Tackling Obesity – Should The Public Pay?

The demand by AMA Victoria that the State Government fund bariatric surgery for the chronically obese is no doubt motivated by compassion, but illustrates some of the ways the debate about obesity has become severely distorted. Obesity is not a public health problem and should not be treated as one.

Until relatively recently, the phrase “public health” indicated health problems that were actually public problems – sanitation, the control of epidemics, water quality, airborne pollution and so forth. But increased obesity is not a public health crisis like an outbreak of bird flu would be. Obesity is not contagious – when one person overindulges on fast food, their colleagues and neighbours aren’t put at risk. And, in 2008, nobody orders pizza without being fully aware that cheesy crusts can lead to weight gain.

For these reasons, obesity is too often tragic, but it is first and foremost a private problem. Medical campaigners who seek to redefine the parameters of public health are eliminating the crucial policy distinction between public and private health concerns. When every health problem becomes a national crisis, no medical treatment is ineligible for government funding. Bariatric surgery may be an important, even necessary, tool to treat obesity, but it does not automatically follow that it should be paid for directly by the taxpayer.

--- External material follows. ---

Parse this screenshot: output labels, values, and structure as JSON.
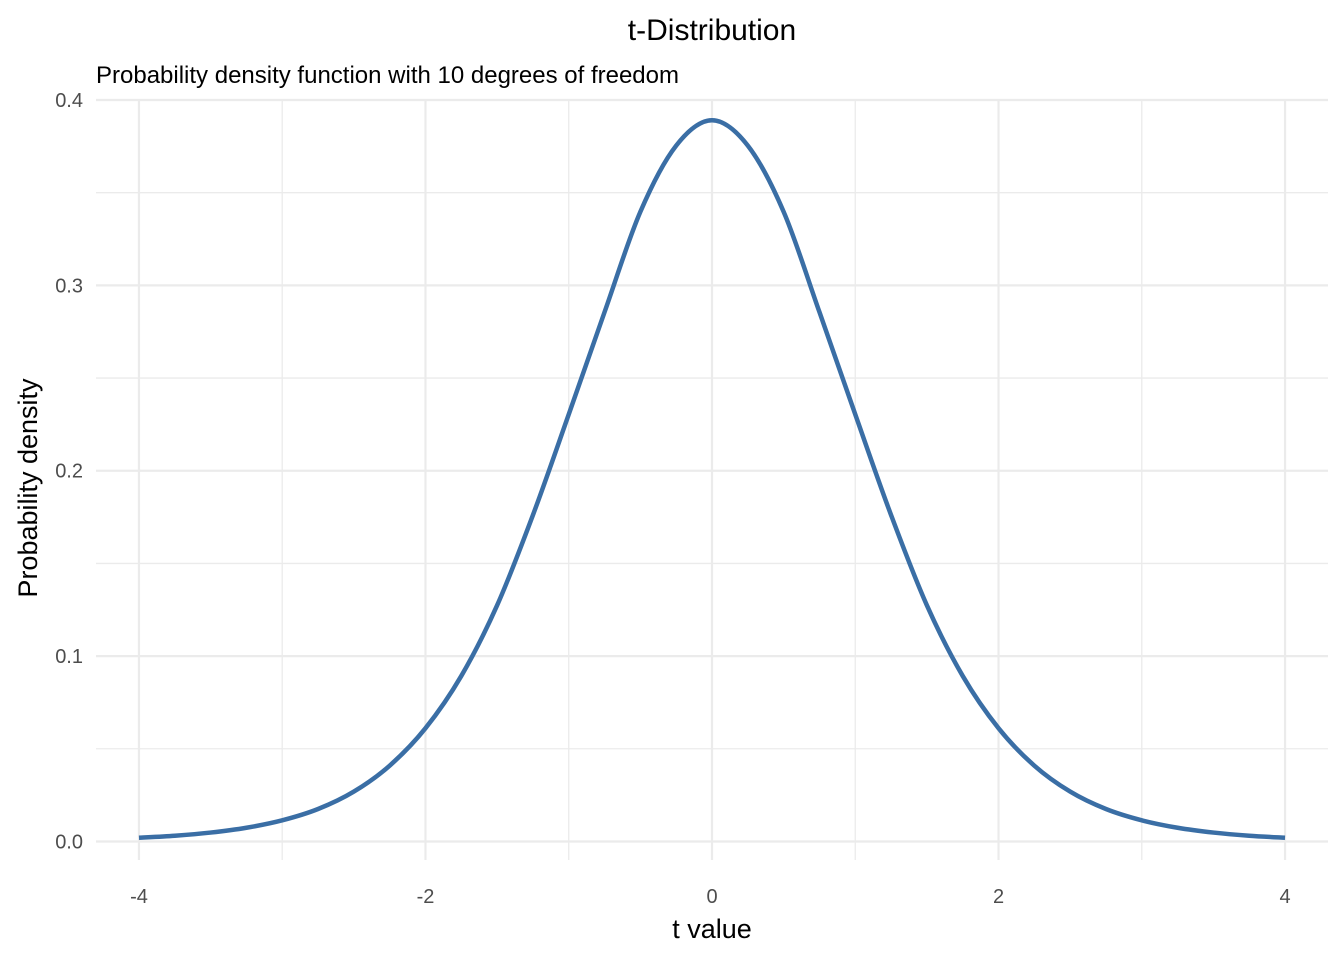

Of course, the most common objection to this line of reasoning is the simple calculation that the cost of treating obesity now is far less than the cost of treating the consequences in the future – resolving heart disease and diabetes may be more expensive than bariatric surgery.

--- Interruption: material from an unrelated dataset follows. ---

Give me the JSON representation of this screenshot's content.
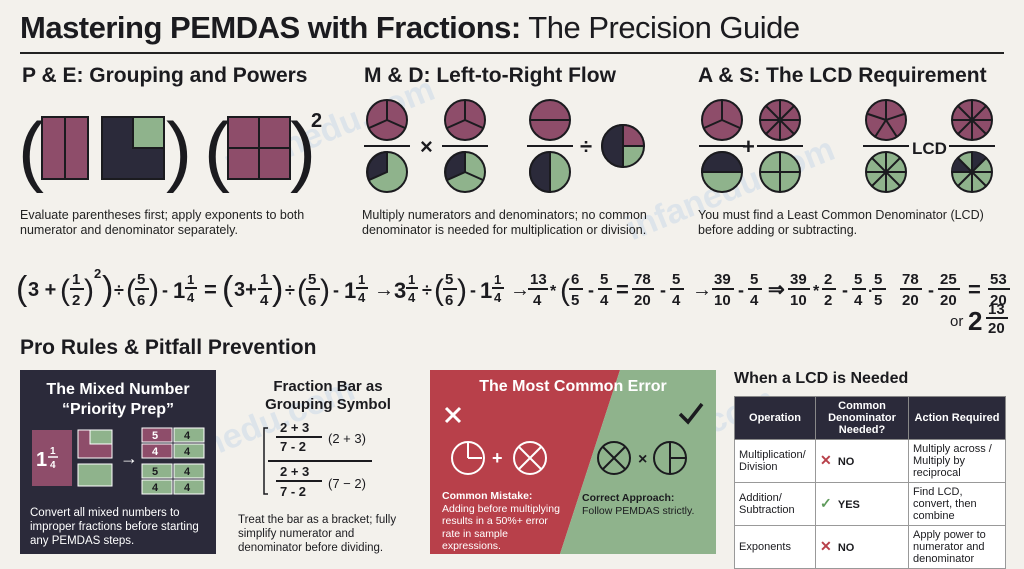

All public policy should be subject to economic assessment. But this is a slippery slope. Britain’s National Health Service shows what can happen when the government makes all health problems its business – those calculations rapidly lose their compassion and become cruel assessments of moral, rather than medical, questions. Last week British PM Gordon Brown hinted that individuals whose lifestyle choices had created their health problems – obesity is the classic example – may be refused treatment in order to cut costs.

The only way to avoid this trap is to drop the conceit that all medical problems are public problems, and to reintroduce the idea that individuals should be responsible for their own health.